The description of embodiment more than, those of ordinary skill in the art can be understood that each embodiment can be borrowed
The mode of software plus general hardware platform is helped to realize, naturally it is also possible to pass through hardware.Those of ordinary skill in the art can manage
Solution realizes that all or part of flow in above-described embodiment method can be by computer program to instruct the hardware of correlation
Complete, described program can be stored in a computer read/write memory medium, and the program is upon execution, it may include each as described above
The flow of the embodiment of method.Wherein, described storage medium can be magnetic disc, CD, read-only memory (Read-Only
Memory, ROM) or random access memory (Random Access Memory, RAM) etc..
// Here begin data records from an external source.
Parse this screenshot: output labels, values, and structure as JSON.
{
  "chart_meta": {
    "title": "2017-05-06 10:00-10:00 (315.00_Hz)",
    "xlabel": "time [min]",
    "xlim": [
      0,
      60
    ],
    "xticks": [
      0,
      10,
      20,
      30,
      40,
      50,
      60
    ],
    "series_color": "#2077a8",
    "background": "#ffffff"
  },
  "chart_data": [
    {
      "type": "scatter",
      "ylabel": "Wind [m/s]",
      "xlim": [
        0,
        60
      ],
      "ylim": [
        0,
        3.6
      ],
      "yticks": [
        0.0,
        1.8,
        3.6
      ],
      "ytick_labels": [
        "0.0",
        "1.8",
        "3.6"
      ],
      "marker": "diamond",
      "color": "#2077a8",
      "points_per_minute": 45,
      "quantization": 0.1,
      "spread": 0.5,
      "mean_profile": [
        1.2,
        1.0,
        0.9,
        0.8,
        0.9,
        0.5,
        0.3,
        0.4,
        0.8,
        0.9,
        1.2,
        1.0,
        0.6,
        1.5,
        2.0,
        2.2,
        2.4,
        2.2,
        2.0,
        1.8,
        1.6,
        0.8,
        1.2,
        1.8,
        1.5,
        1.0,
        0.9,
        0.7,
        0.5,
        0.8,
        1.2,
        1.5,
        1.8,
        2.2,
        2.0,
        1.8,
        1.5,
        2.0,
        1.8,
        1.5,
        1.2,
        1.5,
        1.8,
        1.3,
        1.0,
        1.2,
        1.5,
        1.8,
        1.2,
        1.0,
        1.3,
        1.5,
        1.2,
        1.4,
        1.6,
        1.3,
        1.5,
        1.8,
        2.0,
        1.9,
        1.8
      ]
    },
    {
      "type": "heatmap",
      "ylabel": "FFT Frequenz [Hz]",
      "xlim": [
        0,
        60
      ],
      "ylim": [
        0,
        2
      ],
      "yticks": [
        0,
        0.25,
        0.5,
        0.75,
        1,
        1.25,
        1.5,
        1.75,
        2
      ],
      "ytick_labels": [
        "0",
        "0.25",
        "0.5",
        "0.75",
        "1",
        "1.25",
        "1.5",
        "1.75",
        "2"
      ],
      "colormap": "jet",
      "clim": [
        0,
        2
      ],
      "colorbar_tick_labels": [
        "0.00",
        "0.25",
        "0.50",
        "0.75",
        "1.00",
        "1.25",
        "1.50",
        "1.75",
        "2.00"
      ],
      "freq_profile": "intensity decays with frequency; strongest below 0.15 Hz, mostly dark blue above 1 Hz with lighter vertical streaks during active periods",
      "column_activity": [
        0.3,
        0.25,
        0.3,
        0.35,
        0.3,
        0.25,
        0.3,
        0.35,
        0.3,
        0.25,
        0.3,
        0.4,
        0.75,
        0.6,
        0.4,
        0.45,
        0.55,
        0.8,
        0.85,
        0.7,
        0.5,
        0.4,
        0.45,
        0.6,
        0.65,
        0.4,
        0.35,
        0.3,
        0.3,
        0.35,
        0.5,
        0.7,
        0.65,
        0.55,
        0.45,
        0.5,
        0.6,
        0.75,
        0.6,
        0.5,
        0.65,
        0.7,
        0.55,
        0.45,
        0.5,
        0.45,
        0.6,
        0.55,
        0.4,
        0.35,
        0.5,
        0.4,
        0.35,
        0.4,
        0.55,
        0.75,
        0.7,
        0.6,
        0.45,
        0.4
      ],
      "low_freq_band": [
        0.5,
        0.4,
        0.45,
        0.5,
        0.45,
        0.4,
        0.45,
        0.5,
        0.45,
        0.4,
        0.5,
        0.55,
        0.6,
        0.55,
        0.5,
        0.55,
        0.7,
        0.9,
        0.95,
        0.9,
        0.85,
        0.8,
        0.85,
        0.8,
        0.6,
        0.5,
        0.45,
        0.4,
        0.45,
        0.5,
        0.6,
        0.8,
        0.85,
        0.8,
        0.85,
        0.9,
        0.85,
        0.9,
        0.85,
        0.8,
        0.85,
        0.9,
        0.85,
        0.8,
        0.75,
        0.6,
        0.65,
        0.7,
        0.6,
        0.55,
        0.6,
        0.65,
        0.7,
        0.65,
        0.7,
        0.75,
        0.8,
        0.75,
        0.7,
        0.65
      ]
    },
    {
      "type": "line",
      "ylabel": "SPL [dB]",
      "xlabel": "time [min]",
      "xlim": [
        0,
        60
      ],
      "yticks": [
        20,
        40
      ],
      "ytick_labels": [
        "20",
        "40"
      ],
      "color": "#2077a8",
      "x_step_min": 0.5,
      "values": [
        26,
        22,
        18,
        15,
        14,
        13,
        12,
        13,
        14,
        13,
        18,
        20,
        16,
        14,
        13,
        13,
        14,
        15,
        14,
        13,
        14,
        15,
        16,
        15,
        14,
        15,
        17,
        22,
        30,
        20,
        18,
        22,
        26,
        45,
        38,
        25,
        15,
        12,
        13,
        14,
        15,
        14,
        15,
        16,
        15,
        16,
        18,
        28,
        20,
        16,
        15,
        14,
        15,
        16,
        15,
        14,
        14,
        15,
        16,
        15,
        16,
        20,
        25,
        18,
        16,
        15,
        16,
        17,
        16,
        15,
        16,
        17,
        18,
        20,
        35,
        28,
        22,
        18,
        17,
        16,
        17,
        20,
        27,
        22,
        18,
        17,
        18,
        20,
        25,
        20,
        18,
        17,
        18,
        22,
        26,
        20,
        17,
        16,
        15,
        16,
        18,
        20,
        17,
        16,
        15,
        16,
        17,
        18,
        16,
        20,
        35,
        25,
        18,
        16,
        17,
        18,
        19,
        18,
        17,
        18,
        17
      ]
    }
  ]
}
Finally it should be noted that:The above embodiments are merely illustrative of the technical solutions of the present invention, rather than its limitations;At this
Under the thinking of invention, it can also be combined between the technical characteristic in above example or non-be the same as Example, step can be with
Realized with random order, and there are many other changes of the different aspect of the present invention as described above, for simplicity, they do not have
Have and provided in details;Although the present invention is described in detail with reference to the foregoing embodiments, the ordinary skill people of this area
Member should be understood:It can still modify to the technical scheme described in foregoing embodiments, or to which part skill
Art feature carries out equivalent substitution;And these modifications or replacement, the essence of appropriate technical solution is departed from each reality of the invention
Apply the scope of a technical scheme.
It should be noted that the preferred embodiment of the present invention is given in the specification and its accompanying drawing of the present invention, still,
The present invention can be realized by many different forms, however it is not limited to the embodiment described by this specification, these embodiments
There is provided the purpose of these embodiments it is to make the understanding to the disclosure not as the extra limitation to present invention
It is more thorough comprehensive.Also, above-mentioned each technical characteristic continues to be mutually combined, the various embodiments not being enumerated above are formed,
It is considered as the scope of description of the invention record;Further, for those of ordinary skills, can be according to the above description
Improved or converted, and all these modifications and variations should all belong to the protection domain of appended claims of the present invention.